Raising the age of eligibility for Medicare would likely have unintended consequences for others as well. Private health premiums would rise for all as older adults shifted from Medicare to employer plans or the exchanges. Older adults use more health services than younger workers, so increased insurance payments for the older adults would be paid for by higher premiums for everyone covered by health insurance.

Additionally, the elimination of healthier 65- and 66-year-olds from Medicare would lead to an increase in the per-beneficiary costs of Medicare. It is likely that Medicare premiums would be increased for seniors 67 years old or older. Given the paltry cost savings from this policy, it seems clear that the main attraction for its advocates is that it will undermine political support for traditional Medicare.

Vouchers/premium support: The “voucherization” of Medicare seems unlikely in the near term, but it is clearly a longer-term goal for conservative deficit hawks.

For example, successive versions of the Ryan budget have proposed providing premium support to Medicare beneficiaries for private health insurance plans. The plan would only let newly eligible Medicare beneficiaries obtain health care coverage through private insurance plans, rather than through traditional Medicare or a Medicare Advantage plan. Under the premium support system, the federal government would provide a payment to help defray the premium and other health care costs (which is not much different than the insurance subsidy under Obamacare).

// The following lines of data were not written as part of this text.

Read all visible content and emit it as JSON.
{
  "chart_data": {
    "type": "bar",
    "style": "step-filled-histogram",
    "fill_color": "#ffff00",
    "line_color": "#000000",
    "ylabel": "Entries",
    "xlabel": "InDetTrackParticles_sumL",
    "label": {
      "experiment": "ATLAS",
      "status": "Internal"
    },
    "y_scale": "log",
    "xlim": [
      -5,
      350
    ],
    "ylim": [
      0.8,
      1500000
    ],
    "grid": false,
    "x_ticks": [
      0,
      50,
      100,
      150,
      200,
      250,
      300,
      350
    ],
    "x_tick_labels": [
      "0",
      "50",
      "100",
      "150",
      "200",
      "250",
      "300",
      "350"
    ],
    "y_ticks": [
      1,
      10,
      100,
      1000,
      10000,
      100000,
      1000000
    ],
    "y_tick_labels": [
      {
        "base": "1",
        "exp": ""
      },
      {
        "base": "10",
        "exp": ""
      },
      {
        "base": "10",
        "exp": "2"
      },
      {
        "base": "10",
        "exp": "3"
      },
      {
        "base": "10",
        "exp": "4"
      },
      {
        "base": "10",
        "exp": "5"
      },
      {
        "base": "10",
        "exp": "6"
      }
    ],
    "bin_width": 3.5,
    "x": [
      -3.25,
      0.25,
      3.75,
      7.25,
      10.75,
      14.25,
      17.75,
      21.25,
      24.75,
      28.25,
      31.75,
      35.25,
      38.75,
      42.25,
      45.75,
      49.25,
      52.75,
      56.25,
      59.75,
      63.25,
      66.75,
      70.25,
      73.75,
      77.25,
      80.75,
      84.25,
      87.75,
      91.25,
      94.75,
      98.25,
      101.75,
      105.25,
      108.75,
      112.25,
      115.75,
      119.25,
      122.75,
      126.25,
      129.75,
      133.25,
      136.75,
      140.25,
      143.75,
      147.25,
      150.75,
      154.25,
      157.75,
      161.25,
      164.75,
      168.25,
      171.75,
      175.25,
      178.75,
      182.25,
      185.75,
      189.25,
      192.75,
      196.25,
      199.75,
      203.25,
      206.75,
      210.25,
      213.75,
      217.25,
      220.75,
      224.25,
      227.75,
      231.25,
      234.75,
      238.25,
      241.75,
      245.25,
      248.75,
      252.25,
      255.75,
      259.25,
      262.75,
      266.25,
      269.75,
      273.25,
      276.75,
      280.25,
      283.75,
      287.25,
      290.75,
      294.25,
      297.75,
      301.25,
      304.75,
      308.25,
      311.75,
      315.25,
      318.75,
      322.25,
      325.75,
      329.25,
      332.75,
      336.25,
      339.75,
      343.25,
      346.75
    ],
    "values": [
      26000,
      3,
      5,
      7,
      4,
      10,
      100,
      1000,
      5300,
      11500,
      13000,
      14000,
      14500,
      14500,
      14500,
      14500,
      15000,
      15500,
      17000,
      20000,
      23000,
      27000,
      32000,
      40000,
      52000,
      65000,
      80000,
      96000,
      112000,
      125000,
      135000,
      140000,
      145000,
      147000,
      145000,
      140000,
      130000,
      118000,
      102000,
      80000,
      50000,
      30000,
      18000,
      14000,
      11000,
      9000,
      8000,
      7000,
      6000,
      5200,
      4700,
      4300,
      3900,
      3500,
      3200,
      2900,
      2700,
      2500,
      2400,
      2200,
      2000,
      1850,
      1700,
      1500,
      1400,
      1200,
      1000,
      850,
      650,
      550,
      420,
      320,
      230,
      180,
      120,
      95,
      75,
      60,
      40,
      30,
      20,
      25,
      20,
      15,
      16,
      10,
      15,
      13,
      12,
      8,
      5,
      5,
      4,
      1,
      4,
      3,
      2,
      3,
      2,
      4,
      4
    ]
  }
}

CBO projects that the total cost of insuring a typical 65-year-old could be considerably higher under the premium support plan than under traditional Medicare. Since government spending under the premium support plan would be lower, the typical elderly beneficiary would spend more out of pocket on health care under the premium support plan than under traditional Medicare. For example, using the CBO analysis, the Kaiser Family Foundation suggests that the typical beneficiary’s out-of-pocket costs in 2022 would be $12,500 under the premium support plan, compared with $5,630 under traditional Medicare. This proposal may reduce federal spending, but it would exacerbate our health problem—health care spending is rising faster than GDP.